Wir Europäer sind der Meinung, dass in Chinas Parkanlagen nur Tai Chi und Qi Gong trainiert wird…
So war es für uns NEUN (mittlerweile gesellte sich zu unserer Gruppe noch das dreiköpfige ZDF-Fernseh-Team) ein Novum, dass die Chinesen am frühen Morgen zu Tango-, Walzer - und traditionellen chinesischen Klängen tanzen. Ja, „Mogens um sieben ist die Welt noch in Ordnung“ Noch nie lag ein Filmtitel näher an der Wahrheit. Nachdem alle Probleme -bürokratischer Art- beseitigt waren, mischte sich unser Tanzpaar, mitsamt dem Fernsehteam- völlig unauffällig- unter die tanzenden Chinesen… Von „asiatischer Zurückhaltung“ keine Spur! Davon hatten diese Menschen offensichtlich noch nichts gehört…
Nachdem sie, wie neugierige Kinder, unser Tanzpaar bestaunt hatten, wurden auch wir Nichttänzer von ihnen zum Tanz aufgefordert. Ja, das war morgendliche Lebensfreude PUR und kam der „mittleren Harmonie“ doch schon sehr nahe…
Lebensfluss und Harmonie…das findet sich selbst im Straßenverkehr wieder.
Fahrbahnverengungen von vier auf eine Spur…? Kein Problem! Kein Stau! Keine Aggression! Für uns ? Ein Wunder!!!
Um in der Rushhour das Straßenbild zu komplettieren, fügen sich Millionen von chinesischen Familien auf ihren Fahrrädern hinzu.
Noch ein Wunder!!! Die Kinder sitzen diszipliniert auf dem Gepäckträger…! Ohne DI-Norm-Geprüften Hartschalensitz…! Alle ohne Helm…! Und - wie die Bevölkerungsdichte zeigt… man kann so überleben… Das war uns neu!!!
Nun, wir wollen nicht so tun, als wäre ein China-Urlaub im Rollstuhl ein Kinderspiel… Denn wo selbst die Mongolen kapitulierten, befinden sich unsere „Rolli-Rocker“ in historischer Gesellschaft, und das bedarf auch keiner Schönrederei.
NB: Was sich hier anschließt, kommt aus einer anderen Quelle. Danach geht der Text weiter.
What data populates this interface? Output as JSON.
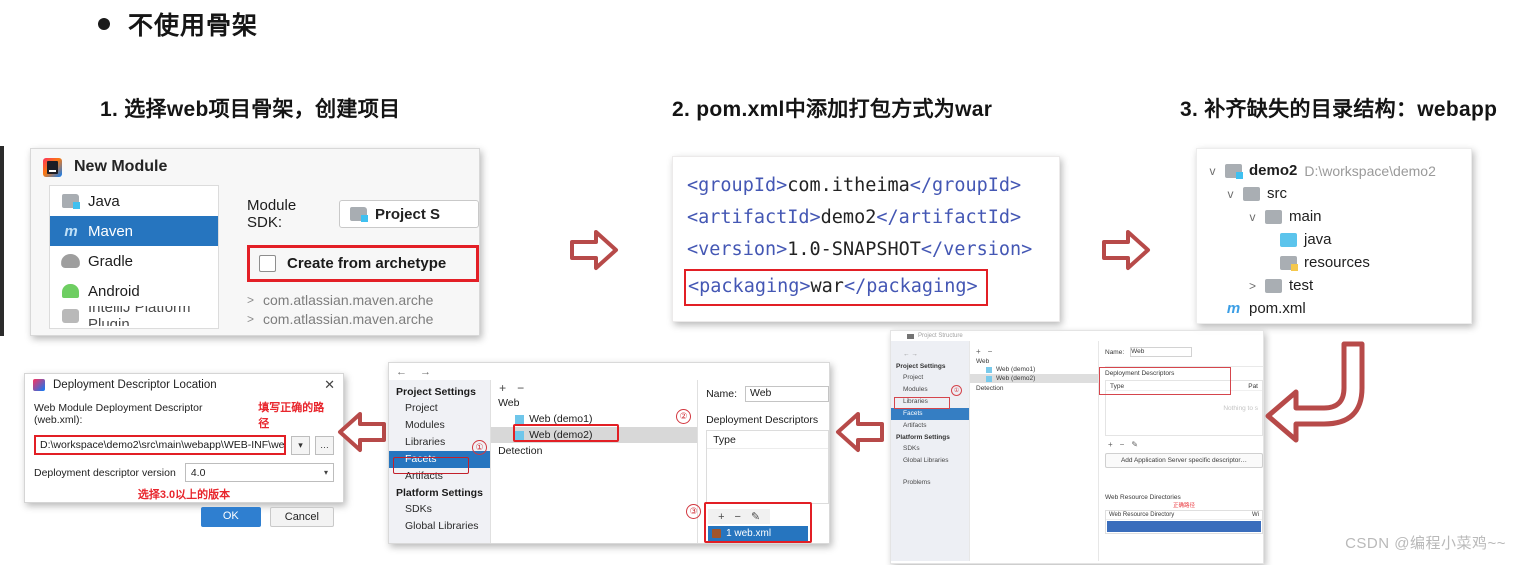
{
  "slide": {
    "bullet": "不使用骨架",
    "steps": [
      "1. 选择web项目骨架，创建项目",
      "2. pom.xml中添加打包方式为war",
      "3. 补齐缺失的目录结构：webapp"
    ],
    "watermark": "CSDN @编程小菜鸡~~"
  },
  "new_module_dialog": {
    "title": "New Module",
    "list": [
      {
        "label": "Java",
        "icon": "folder-icon"
      },
      {
        "label": "Maven",
        "icon": "maven-icon"
      },
      {
        "label": "Gradle",
        "icon": "gradle-icon"
      },
      {
        "label": "Android",
        "icon": "android-icon"
      },
      {
        "label": "IntelliJ Platform Plugin",
        "icon": "plugin-icon"
      }
    ],
    "selected": "Maven",
    "sdk_label": "Module SDK:",
    "sdk_value": "Project S",
    "archetype_label": "Create from archetype",
    "archetype_checked": false,
    "archetype_list": [
      "com.atlassian.maven.arche",
      "com.atlassian.maven.arche"
    ],
    "highlight_color": "#e21f25"
  },
  "pom_code": {
    "lines": [
      {
        "open": "<groupId>",
        "value": "com.itheima",
        "close": "</groupId>",
        "highlight": false
      },
      {
        "open": "<artifactId>",
        "value": "demo2",
        "close": "</artifactId>",
        "highlight": false
      },
      {
        "open": "<version>",
        "value": "1.0-SNAPSHOT",
        "close": "</version>",
        "highlight": false
      },
      {
        "open": "<packaging>",
        "value": "war",
        "close": "</packaging>",
        "highlight": true
      }
    ],
    "tag_color": "#4457b4"
  },
  "project_tree": {
    "rows": [
      {
        "name": "demo2",
        "path": "D:\\workspace\\demo2",
        "twisty": "v",
        "indent": 0,
        "icon": "folder-module-icon",
        "bold": true
      },
      {
        "name": "src",
        "path": "",
        "twisty": "v",
        "indent": 1,
        "icon": "folder-icon",
        "bold": false
      },
      {
        "name": "main",
        "path": "",
        "twisty": "v",
        "indent": 2,
        "icon": "folder-icon",
        "bold": false
      },
      {
        "name": "java",
        "path": "",
        "twisty": "",
        "indent": 3,
        "icon": "folder-source-icon",
        "bold": false
      },
      {
        "name": "resources",
        "path": "",
        "twisty": "",
        "indent": 3,
        "icon": "folder-resources-icon",
        "bold": false
      },
      {
        "name": "test",
        "path": "",
        "twisty": ">",
        "indent": 2,
        "icon": "folder-icon",
        "bold": false
      },
      {
        "name": "pom.xml",
        "path": "",
        "twisty": "",
        "indent": 1,
        "icon": "maven-icon",
        "bold": false
      }
    ]
  },
  "deploy_dialog": {
    "title": "Deployment Descriptor Location",
    "close": "✕",
    "descriptor_label": "Web Module Deployment Descriptor (web.xml):",
    "note_path": "填写正确的路径",
    "path_value": "D:\\workspace\\demo2\\src\\main\\webapp\\WEB-INF\\web.xml",
    "dropdown_caret": "▾",
    "browse_btn": "…",
    "version_label": "Deployment descriptor version",
    "version_value": "4.0",
    "note_version": "选择3.0以上的版本",
    "ok": "OK",
    "cancel": "Cancel"
  },
  "project_structure": {
    "nav_back": "←",
    "nav_forward": "→",
    "sections": [
      {
        "header": "Project Settings",
        "items": [
          "Project",
          "Modules",
          "Libraries",
          "Facets",
          "Artifacts"
        ]
      },
      {
        "header": "Platform Settings",
        "items": [
          "SDKs",
          "Global Libraries"
        ]
      }
    ],
    "selected_item": "Facets",
    "toolbar": {
      "add": "+",
      "remove": "−",
      "edit": "✎"
    },
    "facet_root": "Web",
    "facets": [
      "Web (demo1)",
      "Web (demo2)"
    ],
    "facet_selected": "Web (demo2)",
    "detection": "Detection",
    "name_label": "Name:",
    "name_value": "Web",
    "descriptors_header": "Deployment Descriptors",
    "type_column": "Type",
    "webxml_item": "1  web.xml",
    "markers": [
      "①",
      "②",
      "③"
    ]
  },
  "project_structure_small": {
    "window_title": "Project Structure",
    "sections": [
      {
        "header": "Project Settings",
        "items": [
          "Project",
          "Modules",
          "Libraries",
          "Facets",
          "Artifacts"
        ]
      },
      {
        "header": "Platform Settings",
        "items": [
          "SDKs",
          "Global Libraries"
        ]
      },
      {
        "header": "",
        "items": [
          "Problems"
        ]
      }
    ],
    "selected_item": "Facets",
    "facet_root": "Web",
    "facets": [
      "Web (demo1)",
      "Web (demo2)"
    ],
    "facet_selected": "Web (demo2)",
    "detection": "Detection",
    "name_label": "Name:",
    "name_value": "Web",
    "descriptors_header": "Deployment Descriptors",
    "type_column": "Type",
    "path_column": "Pat",
    "nothing_text": "Nothing to s",
    "add_descriptor_btn": "Add Application Server specific descriptor…",
    "web_res_header": "Web Resource Directories",
    "web_res_column": "Web Resource Directory",
    "web_res_col2": "Wi",
    "marker": "①"
  },
  "arrows": {
    "right1": "right-arrow",
    "right2": "right-arrow",
    "left1": "left-arrow",
    "left2": "left-arrow",
    "bent": "bent-left-arrow",
    "color": "#b74a49"
  }
}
Um die Mauer zu erreichen, muss man erst mal ins Kabinenlift gekommen sein…
Aber dann:
Die welt(raumgeprüfte) „chinesische Mauer“
Da straft das Sprichwort Lügen „Wo ein Wille, da ein Weg“ Wir haben wirklich sämtliche Hindernisse, sei es das ca. 10 Jahre alte „Hardrock-Cafe“ mit 20 Stufen, das ca.300 Jahre alte Tee-Haus mit 40 Stufen, den unüberwindlichen Sommerpalast mit dem legendären Marmorschiff und, wie oben schon erwähnt, die „verbotene Stadt“ bezwungen…
Aber: an der fast 3000 Jahre alten Mauer, da wurden uneinnehmbare Grenzen gesetzt.
Selbst „Fußgänger“ stöhnten bei ihrer Rückkehr über die geleistete Anstrengung!
Da war es doch wirklich nur logisch, dass wir nach all der Mühe uns zum Reise-Abschluss mit einer originalen „Peking-Ente“ belohnten…
Unser Guide, den wir zu diesem ehrenwerten Essen einluden, suchte für uns „Unwissenden“ nicht nur DAS Entenhaus, sondern auch die entsprechenden Beilagen aus und bereitete uns damit einen unvergesslichen, letzten Abend eines einmaligen und wundervollen Asien-Aufenthaltes… So war es vielleicht doch für unser Tänzerpaar ein klitzekleiner Trost, über die, wie die Beiden finden, nicht ganz so gute Platzierung. Aber: Nach dem Turnier ist ja bekanntlich vor dem Turnier… E.H.